Marlowe’s world-conquering shepherd Tamburlaine loves rolling the names of places round his mouth: Persepolis, Scythia, Aleppo, Damascus.
This relish is palpable in Lourdes Faberes’ swaggering performance as Tamburlaine, knocking out a roll call of conquests as she heads up a female-dominated team. There’s a real thrill watching Faberes in the role – she’s an icy badass in leather trousers.
Elsewhere Ng Choon Ping’s production is pared back to the extreme: six actors and a white wall onto which more names of people and places are projected. It’s stylishly cinematic, a quality continuously underscored by the foreboding soundtrack of percussion from Joji Hirota.

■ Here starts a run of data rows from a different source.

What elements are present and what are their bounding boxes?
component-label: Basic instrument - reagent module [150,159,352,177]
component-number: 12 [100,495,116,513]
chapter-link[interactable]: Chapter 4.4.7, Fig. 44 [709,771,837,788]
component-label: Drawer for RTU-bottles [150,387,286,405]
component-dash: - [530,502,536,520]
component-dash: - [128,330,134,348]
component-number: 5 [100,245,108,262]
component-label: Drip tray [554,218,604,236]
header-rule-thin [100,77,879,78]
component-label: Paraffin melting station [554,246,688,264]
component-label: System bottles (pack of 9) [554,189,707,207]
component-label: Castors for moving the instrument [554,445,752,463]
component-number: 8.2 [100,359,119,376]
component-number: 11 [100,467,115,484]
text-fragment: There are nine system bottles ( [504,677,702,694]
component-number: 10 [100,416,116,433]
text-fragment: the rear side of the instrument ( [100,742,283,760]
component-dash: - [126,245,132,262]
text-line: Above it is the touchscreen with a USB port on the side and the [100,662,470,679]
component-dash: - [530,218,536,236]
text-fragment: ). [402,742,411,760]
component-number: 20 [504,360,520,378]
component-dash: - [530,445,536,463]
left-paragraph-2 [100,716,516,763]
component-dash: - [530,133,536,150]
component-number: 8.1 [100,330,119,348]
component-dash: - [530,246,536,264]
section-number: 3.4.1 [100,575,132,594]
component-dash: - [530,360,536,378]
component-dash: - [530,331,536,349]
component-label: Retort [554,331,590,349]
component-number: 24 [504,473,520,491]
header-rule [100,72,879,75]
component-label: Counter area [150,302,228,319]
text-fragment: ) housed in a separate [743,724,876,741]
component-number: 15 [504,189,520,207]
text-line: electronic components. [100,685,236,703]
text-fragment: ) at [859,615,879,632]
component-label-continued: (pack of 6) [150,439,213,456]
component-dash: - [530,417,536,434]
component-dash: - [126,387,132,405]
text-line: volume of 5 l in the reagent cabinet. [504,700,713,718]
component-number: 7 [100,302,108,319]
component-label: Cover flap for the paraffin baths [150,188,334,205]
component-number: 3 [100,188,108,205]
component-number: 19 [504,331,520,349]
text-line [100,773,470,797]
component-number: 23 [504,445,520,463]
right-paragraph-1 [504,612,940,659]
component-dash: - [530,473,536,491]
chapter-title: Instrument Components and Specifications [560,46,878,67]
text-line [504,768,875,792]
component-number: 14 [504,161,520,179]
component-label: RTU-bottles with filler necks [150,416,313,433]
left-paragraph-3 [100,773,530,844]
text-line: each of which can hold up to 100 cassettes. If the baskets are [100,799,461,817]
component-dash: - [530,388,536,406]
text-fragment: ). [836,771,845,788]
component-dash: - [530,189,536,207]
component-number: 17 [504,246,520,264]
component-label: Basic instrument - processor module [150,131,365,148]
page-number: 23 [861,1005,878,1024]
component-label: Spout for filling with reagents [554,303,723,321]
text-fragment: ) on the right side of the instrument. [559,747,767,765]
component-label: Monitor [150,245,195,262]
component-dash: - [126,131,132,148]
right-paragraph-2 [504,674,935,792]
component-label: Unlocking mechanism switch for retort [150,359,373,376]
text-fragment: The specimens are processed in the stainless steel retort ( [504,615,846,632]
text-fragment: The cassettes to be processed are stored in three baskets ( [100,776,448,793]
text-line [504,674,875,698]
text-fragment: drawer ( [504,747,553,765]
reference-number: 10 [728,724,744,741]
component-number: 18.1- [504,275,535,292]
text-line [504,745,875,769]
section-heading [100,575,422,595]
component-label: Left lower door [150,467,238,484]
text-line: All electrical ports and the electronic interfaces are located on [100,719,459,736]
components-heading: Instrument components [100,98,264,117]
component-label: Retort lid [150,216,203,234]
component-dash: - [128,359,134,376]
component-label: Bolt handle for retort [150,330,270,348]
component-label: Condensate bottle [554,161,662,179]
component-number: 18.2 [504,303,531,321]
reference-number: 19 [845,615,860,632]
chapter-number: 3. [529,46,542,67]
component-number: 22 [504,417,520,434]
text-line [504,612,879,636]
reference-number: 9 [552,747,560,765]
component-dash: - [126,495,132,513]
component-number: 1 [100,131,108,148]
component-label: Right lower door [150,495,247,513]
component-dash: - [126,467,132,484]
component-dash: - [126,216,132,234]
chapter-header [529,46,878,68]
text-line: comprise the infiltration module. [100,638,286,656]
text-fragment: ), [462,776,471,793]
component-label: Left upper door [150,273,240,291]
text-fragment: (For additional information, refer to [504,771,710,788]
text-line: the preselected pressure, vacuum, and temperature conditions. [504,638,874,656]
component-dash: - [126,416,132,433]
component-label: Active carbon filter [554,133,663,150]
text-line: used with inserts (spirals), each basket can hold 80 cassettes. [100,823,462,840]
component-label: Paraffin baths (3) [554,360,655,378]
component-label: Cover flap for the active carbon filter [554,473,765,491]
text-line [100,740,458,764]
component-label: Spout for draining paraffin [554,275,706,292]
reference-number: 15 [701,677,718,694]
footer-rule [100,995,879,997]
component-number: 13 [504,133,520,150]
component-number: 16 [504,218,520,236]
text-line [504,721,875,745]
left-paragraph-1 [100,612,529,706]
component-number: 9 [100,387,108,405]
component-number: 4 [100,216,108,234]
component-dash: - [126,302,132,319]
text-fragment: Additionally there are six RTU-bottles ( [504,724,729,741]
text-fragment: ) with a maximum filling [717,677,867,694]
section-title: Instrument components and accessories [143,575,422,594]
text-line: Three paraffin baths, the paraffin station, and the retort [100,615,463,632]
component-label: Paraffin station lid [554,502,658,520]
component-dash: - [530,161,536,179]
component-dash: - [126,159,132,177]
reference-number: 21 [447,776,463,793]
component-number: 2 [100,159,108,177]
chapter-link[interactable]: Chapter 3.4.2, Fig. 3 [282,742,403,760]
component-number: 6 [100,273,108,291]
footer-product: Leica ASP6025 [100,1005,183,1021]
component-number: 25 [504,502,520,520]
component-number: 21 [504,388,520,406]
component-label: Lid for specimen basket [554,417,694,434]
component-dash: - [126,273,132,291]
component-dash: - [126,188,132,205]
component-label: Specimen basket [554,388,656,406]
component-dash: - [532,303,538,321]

At times this slickness verges on anodyne: there’s little sense of violent devastation and with 10 acts packed into two hours, inevitably some of the details get lost in the mix. This isn’t helped by extensive multi-rolling and while some characters feel distinct, including Fiona Hampton’s hostage-queen Zenocrate, others are underpowered. The cast shines in the private, domestic moments: a blackly humorous family squabble between Tamburlaine and sons, the suicide of a captive king and his wife.
It is still stirring to see women deal so matter of factly (and bloodthirstily) with power – but there are times when this production leaves you wishing for more nuance, a more assertive expression of some of the ideas bubbling under its surface. There is a teasing suggestion that for all the pomp, Tamburlaine is doing this to impress the girl; like the rest of the production, it’s a potentially fascinating idea, frustratingly underdeveloped.